You are given an array `arr`

of positive integers, representing the maximum number of jumps you can make from each index. You start from the first index and must reach the last index. Find the minimum number of jumps required to reach the end of the array.

## Solution #

To solve this problem, we can use dynamic programming (DP).

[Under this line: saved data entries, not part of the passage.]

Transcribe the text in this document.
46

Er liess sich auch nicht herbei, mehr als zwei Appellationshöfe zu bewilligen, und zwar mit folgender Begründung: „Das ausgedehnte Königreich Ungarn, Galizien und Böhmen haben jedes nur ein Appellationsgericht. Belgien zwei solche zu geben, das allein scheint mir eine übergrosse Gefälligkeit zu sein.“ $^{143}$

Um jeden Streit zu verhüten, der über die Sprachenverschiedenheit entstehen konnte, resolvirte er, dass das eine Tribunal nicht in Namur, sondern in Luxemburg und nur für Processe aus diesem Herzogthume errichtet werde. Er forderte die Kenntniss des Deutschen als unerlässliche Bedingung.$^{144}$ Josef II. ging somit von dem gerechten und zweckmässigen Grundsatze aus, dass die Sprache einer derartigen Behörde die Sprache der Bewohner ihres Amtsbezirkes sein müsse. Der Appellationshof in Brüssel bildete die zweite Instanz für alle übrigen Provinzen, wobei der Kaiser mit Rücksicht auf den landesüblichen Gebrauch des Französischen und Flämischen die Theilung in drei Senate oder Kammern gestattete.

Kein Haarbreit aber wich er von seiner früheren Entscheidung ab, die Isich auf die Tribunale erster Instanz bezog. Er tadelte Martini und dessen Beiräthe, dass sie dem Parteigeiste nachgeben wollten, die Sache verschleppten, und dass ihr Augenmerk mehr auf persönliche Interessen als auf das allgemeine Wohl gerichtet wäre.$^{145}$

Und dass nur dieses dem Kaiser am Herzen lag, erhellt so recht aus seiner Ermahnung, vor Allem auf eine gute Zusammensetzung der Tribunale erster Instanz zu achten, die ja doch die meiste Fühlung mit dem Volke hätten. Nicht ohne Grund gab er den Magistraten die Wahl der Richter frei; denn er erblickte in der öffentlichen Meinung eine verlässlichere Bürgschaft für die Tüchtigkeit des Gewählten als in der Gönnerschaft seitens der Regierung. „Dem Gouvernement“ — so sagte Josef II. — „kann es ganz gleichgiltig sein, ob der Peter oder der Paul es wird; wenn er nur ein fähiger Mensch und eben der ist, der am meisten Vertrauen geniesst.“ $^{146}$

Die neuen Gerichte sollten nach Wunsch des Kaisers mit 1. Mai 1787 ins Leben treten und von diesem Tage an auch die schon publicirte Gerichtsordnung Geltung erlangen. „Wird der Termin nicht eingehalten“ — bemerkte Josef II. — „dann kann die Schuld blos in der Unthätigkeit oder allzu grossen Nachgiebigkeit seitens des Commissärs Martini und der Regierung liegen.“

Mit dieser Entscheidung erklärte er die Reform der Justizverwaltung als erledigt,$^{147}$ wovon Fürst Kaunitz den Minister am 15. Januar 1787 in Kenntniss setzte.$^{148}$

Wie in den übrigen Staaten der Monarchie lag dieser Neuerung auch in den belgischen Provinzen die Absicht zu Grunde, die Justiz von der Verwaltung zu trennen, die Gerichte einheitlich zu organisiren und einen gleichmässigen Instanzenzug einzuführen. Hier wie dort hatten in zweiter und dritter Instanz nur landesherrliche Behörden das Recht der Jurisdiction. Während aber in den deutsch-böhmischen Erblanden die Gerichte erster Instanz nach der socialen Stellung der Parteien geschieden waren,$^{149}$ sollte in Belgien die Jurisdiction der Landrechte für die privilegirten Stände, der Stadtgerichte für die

We will create a new DP array `dp`

and initialize it with infinity except for the first element, which is set to 0. Then, we iterate through the array and update each cell of `dp`

by considering the minimum number of jumps required from all previous indices.

### Code: #

```
def minJumps(arr):
n = len(arr)
# If the array has only one element
if n <= 1:
return 0
# If the first element is 0, it's not possible to move forward
if arr[0] == 0:
return -1
jumps = [float('inf')] * n
jumps[0] = 0
# Building the jumps array using dynamic programming
for i in range(1, n):
for j in range(i):
if i <= j + arr[j] and jumps[j] != float('inf'):
jumps[i] = min(jumps[i], jumps[j] + 1)
break
return jumps[-1] if jumps[-1] != float('inf') else -1
# Example usage
arr = [2, 3, 1, 1, 2, 4, 2, 0, 1, 1]
print(minJumps(arr)) # Output will be the minimum number of jumps
```

### Explanation: #

`n`

is the length of the array`arr`

.- We initialize a
`jumps`

array where`jumps[i]`

will eventually store the minimum number of jumps to reach index`i`

. - We iterate through each element of
`arr`

. For each element, we look back at all previous elements and check if that element can jump to the current element. If it can, we update the`jumps[i]`

with the minimum number of jumps needed to reach`i`

. - If the end of the array is reachable,
`jumps[-1]`

will contain the minimum number of jumps; otherwise, it will be`float('inf')`

, and we return`-1`

to indicate it’s not possible to reach the end.

### Time Complexity #

O(n^2), where ’n’ is the length of the array. This is because we are iterating through each index twice (once for updating `minJumps`

and once for updating `dp`

).

### Space Complexity #

O(n) as we create a new DP array of size ’n’ to store the minimum number of jumps for each index.